Still holding his dog, he follows us to the spilled boxes. The Monopoly game opened when it fell, and little plastic houses are scattered across the asphalt, so I squat to scoop them up. Collecting them revives memories: Kevin loved to play Monopoly when he was a boy, and he grew up to play it for a living—he’s a real estate developer.
“Thank you,” the dog’s owner says, as Tom picks up the boxes. “And I will be more careful with Pepper.” He makes a heart-crossing motion.
Tom doesn’t reply except to carry the boxes to the Honda and set them on the back seat.
“Thank you,” the driver says again as he puts Pepper in the car. “Pepper and I are grateful. Aren’t we, Pepper?”
Pepper yawns and sniffs the board games. His owner starts the car and drives away, leaving a whiff of exhaust.
I don’t know about the others, but even if we nearly caused a riot, I’m proud that the four of us didn’t look the other way and let that dog bake in the car.
“Bet he’ll think twice before he pulls a stunt like that again,” Andy says.
Tom hefts his toolbox. “Damn straight. We showed him. Right, Grace?” “Right,” I reply. “We did good.” Andy shakes my hand and then Tom’s, and Denise hugs me like an old friend. “We’ll see you around,” they both say at the same time and then laugh as they stroll away.
Tom walks toward his mother’s empty house. “You have a good day now, Grace,” he calls out over his shoulder and starts to whistle.
What kind of new neighbors will move into the Mott house? And how will Tom’s son be? I’ve scarcely ever seen the boy. Once again, I consider selling, getting out while I can still walk.

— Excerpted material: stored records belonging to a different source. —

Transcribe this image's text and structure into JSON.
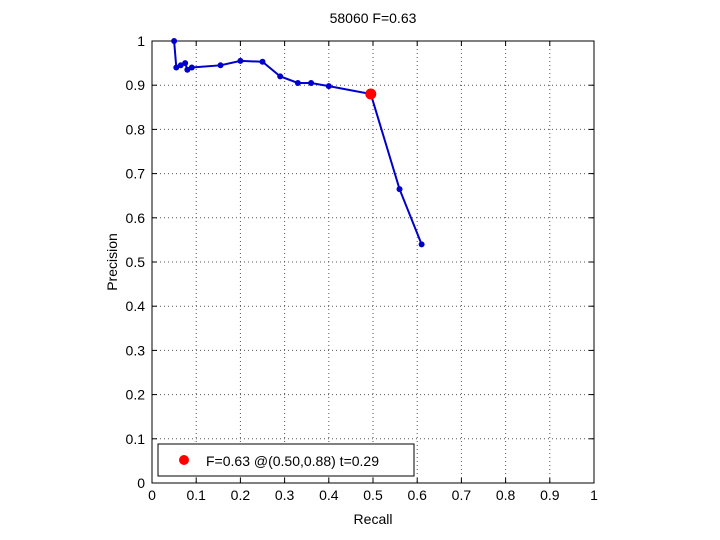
{
  "chart_data": {
    "type": "line",
    "title": "58060 F=0.63",
    "xlabel": "Recall",
    "ylabel": "Precision",
    "xlim": [
      0,
      1
    ],
    "ylim": [
      0,
      1
    ],
    "grid": true,
    "xticks": [
      "0",
      "0.1",
      "0.2",
      "0.3",
      "0.4",
      "0.5",
      "0.6",
      "0.7",
      "0.8",
      "0.9",
      "1"
    ],
    "yticks": [
      "0",
      "0.1",
      "0.2",
      "0.3",
      "0.4",
      "0.5",
      "0.6",
      "0.7",
      "0.8",
      "0.9",
      "1"
    ],
    "series": [
      {
        "color": "#0000cc",
        "x": [
          0.05,
          0.055,
          0.065,
          0.075,
          0.08,
          0.09,
          0.155,
          0.2,
          0.25,
          0.29,
          0.33,
          0.36,
          0.4,
          0.495,
          0.56,
          0.61
        ],
        "y": [
          1.0,
          0.94,
          0.945,
          0.95,
          0.935,
          0.94,
          0.945,
          0.955,
          0.953,
          0.92,
          0.905,
          0.905,
          0.898,
          0.88,
          0.665,
          0.54
        ]
      }
    ],
    "highlight": {
      "x": 0.495,
      "y": 0.88,
      "color": "#ff0000"
    },
    "legend": {
      "placement": "bottom-left",
      "label": "F=0.63 @(0.50,0.88) t=0.29"
    }
  }
}
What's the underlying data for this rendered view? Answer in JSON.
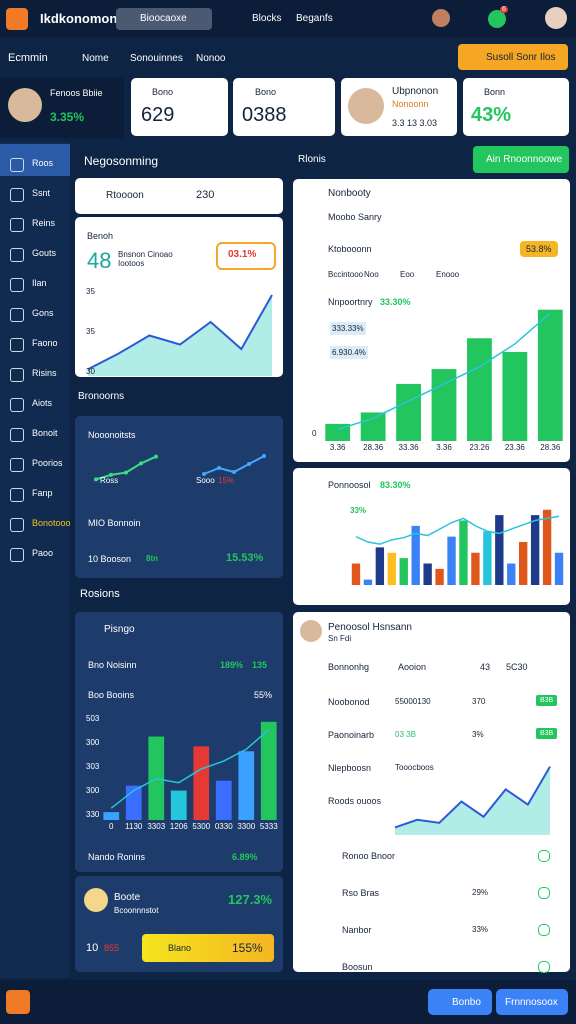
{
  "header": {
    "title": "Ikdkonomonn",
    "search": "Bioocaoxe",
    "links": [
      "Blocks",
      "Beganfs"
    ],
    "badge": "6"
  },
  "toolbar": {
    "title": "Ecmmin",
    "tabs": [
      "Nome",
      "Sonouinnes",
      "Nonoo"
    ],
    "button": "Susoll Sonr Ilos"
  },
  "stats": [
    {
      "name": "Fenoos Bbiie",
      "value": "3.35%"
    },
    {
      "label": "Bono",
      "value": "629"
    },
    {
      "label": "Bono",
      "value": "0388"
    },
    {
      "name": "Ubpnonon",
      "sub": "Nonoonn",
      "value": "3.3 13 3.03"
    },
    {
      "label": "Bonn",
      "value": "43%"
    }
  ],
  "sidebar": [
    "Roos",
    "Ssnt",
    "Reins",
    "Gouts",
    "Ilan",
    "Gons",
    "Faono",
    "Risins",
    "Aiots",
    "Bonoit",
    "Poorios",
    "Fanp",
    "Bonotooo",
    "Paoo"
  ],
  "left": {
    "section": "Negosonming",
    "card1": {
      "title": "Rtoooon",
      "value": "230",
      "label": "Benoh",
      "big": "48",
      "desc": "Bnsnon Cinoao Iootoos",
      "badge": "03.1%",
      "yticks": [
        "35",
        "35",
        "30"
      ],
      "chart": {
        "type": "area",
        "values": [
          3,
          10,
          18,
          14,
          24,
          12,
          36
        ],
        "ylim": [
          0,
          40
        ],
        "color": "#2c5ad6"
      }
    },
    "card2": {
      "title": "Bronoorns",
      "sub": "Nooonoitsts",
      "legend": [
        "Ross",
        "Sooo"
      ],
      "badge": "15%",
      "row": "MIO Bonnoin",
      "foot": "10 Booson",
      "foot_tag": "8tn",
      "foot_value": "15.53%",
      "lineA": {
        "type": "line",
        "values": [
          2,
          4,
          5,
          9,
          12
        ],
        "ylim": [
          0,
          14
        ],
        "color": "#3ddc84"
      },
      "lineB": {
        "type": "line",
        "values": [
          5,
          8,
          6,
          10,
          14
        ],
        "ylim": [
          0,
          16
        ],
        "color": "#40a9ff"
      }
    },
    "section2": "Rosions",
    "card3": {
      "title": "Pisngo",
      "row1": "Bno Noisinn",
      "row1_a": "189%",
      "row1_b": "135",
      "row2": "Boo Booins",
      "row2_v": "55%",
      "yticks": [
        "503",
        "300",
        "303",
        "300",
        "330"
      ],
      "chart": {
        "type": "bar",
        "values": [
          8,
          35,
          85,
          30,
          75,
          40,
          70,
          100
        ],
        "colors": [
          "#3ba0ff",
          "#3b6dff",
          "#22c55e",
          "#26c6da",
          "#e53935",
          "#3b6dff",
          "#3ba0ff",
          "#22c55e"
        ],
        "line": [
          12,
          30,
          42,
          38,
          52,
          60,
          72,
          92
        ],
        "ylim": [
          0,
          110
        ],
        "categories": [
          "0",
          "1130",
          "3303",
          "1206",
          "5300",
          "0330",
          "3300",
          "5333"
        ]
      },
      "foot": "Nando Ronins",
      "foot_value": "6.89%"
    },
    "card4": {
      "title": "Boote",
      "sub": "Bcoonnnstot",
      "value": "127.3%",
      "num": "10",
      "num_tag": "855",
      "bar_label": "Blano",
      "bar_value": "155%"
    }
  },
  "right": {
    "section": "Rlonis",
    "button": "Ain Rnoonnoowe",
    "card1": {
      "title": "Nonbooty",
      "sub": "Moobo Sanry",
      "row": "Ktobooonn",
      "row_v": "53.8%",
      "tabs": [
        "Bccintooo",
        "Noo",
        "Eoo",
        "Enooo"
      ],
      "head": "Nnpoortnry",
      "head_v": "33.30%",
      "tags": [
        "333.33%",
        "6.930.4%"
      ],
      "yticks": [
        "0"
      ],
      "chart": {
        "type": "bar",
        "values": [
          15,
          25,
          50,
          63,
          90,
          78,
          115
        ],
        "color": "#22c55e",
        "line": [
          10,
          20,
          35,
          50,
          65,
          85,
          112
        ],
        "ylim": [
          0,
          120
        ],
        "categories": [
          "3.36",
          "28.36",
          "33.36",
          "3.36",
          "23.26",
          "23.36",
          "28.36"
        ]
      }
    },
    "card2": {
      "title": "Ponnoosol",
      "title_v": "83.30%",
      "tag": "33%",
      "chart": {
        "type": "bar",
        "values": [
          20,
          5,
          35,
          30,
          25,
          55,
          20,
          15,
          45,
          60,
          30,
          50,
          65,
          20,
          40,
          65,
          70,
          30
        ],
        "colors": [
          "#e0571c",
          "#3b82f6",
          "#1e3a8a",
          "#fbbf24",
          "#22c55e",
          "#3b82f6",
          "#1e3a8a",
          "#e0571c",
          "#3b82f6",
          "#22c55e",
          "#e0571c",
          "#26c6da",
          "#1e3a8a",
          "#3b82f6",
          "#e0571c",
          "#1e3a8a",
          "#e0571c",
          "#3b82f6"
        ],
        "line": [
          45,
          40,
          38,
          42,
          44,
          48,
          46,
          52,
          58,
          62,
          55,
          50,
          48,
          52,
          56,
          60,
          62,
          64
        ],
        "ylim": [
          0,
          80
        ]
      }
    },
    "card3": {
      "title": "Penoosol Hsnsann",
      "sub": "Sn Fdi",
      "filter": "Bonnonhg",
      "filter_b": "Aooion",
      "filter_c": "43",
      "filter_d": "5C30",
      "rows": [
        {
          "name": "Noobonod",
          "value": "55000130",
          "pct": "370",
          "tag": "B3B"
        },
        {
          "name": "Paonoinarb",
          "value": "03 3B",
          "pct": "3%",
          "tag": "B3B"
        },
        {
          "name": "Nlepboosn",
          "value": "Tooocboos",
          "pct": "",
          "tag": ""
        },
        {
          "name": "Roods ouoos",
          "value": "",
          "pct": "",
          "tag": ""
        }
      ],
      "chart": {
        "type": "area",
        "values": [
          5,
          10,
          8,
          22,
          12,
          30,
          20,
          45
        ],
        "ylim": [
          0,
          50
        ],
        "color": "#2c5ad6"
      },
      "list": [
        {
          "name": "Ronoo Bnoor",
          "pct": ""
        },
        {
          "name": "Rso Bras",
          "pct": "29%"
        },
        {
          "name": "Nanbor",
          "pct": "33%"
        },
        {
          "name": "Boosun",
          "pct": ""
        }
      ]
    }
  },
  "bottom": {
    "buttons": [
      "Bonbo",
      "Frnnnosoox"
    ]
  }
}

From the foot of my driveway, I try to see my house with a stranger’s eyes. The yard looks good, even in late winter. White azaleas thrive in the shade of the camellia bushes, which are still blooming crimson and pink. I admire the window curtains I sewed myself, the year before George died. He installed the drapery rods for me. There’s a gouge in one windowsill that only I know about; Rusty liked to bark at the window, and his claws dug into the soft wood too deeply a couple of times. George never got around to repairing the sill, and I let the mark stay—a reminder of that faithful dog.
I try to imagine myself somewhere else, but all I see are crowded sidewalks full of strangers. Then I picture this neighborhood, this house, without me, and I feel a blast of cold, musty air, like when a cellar door opens.
My new neighbors will be fine —nice people like Andy and Denise.
When I come in my front door, the freshly vacuumed floors look kind of forlorn. Almost too clean. When Rusty was alive … I shake my head to dislodge the memories.
I keep seeing little Pepper flying toward his master, and then I think of all those poor animals at the shelter.
Dangerous thoughts, Grace. Dangerous thoughts.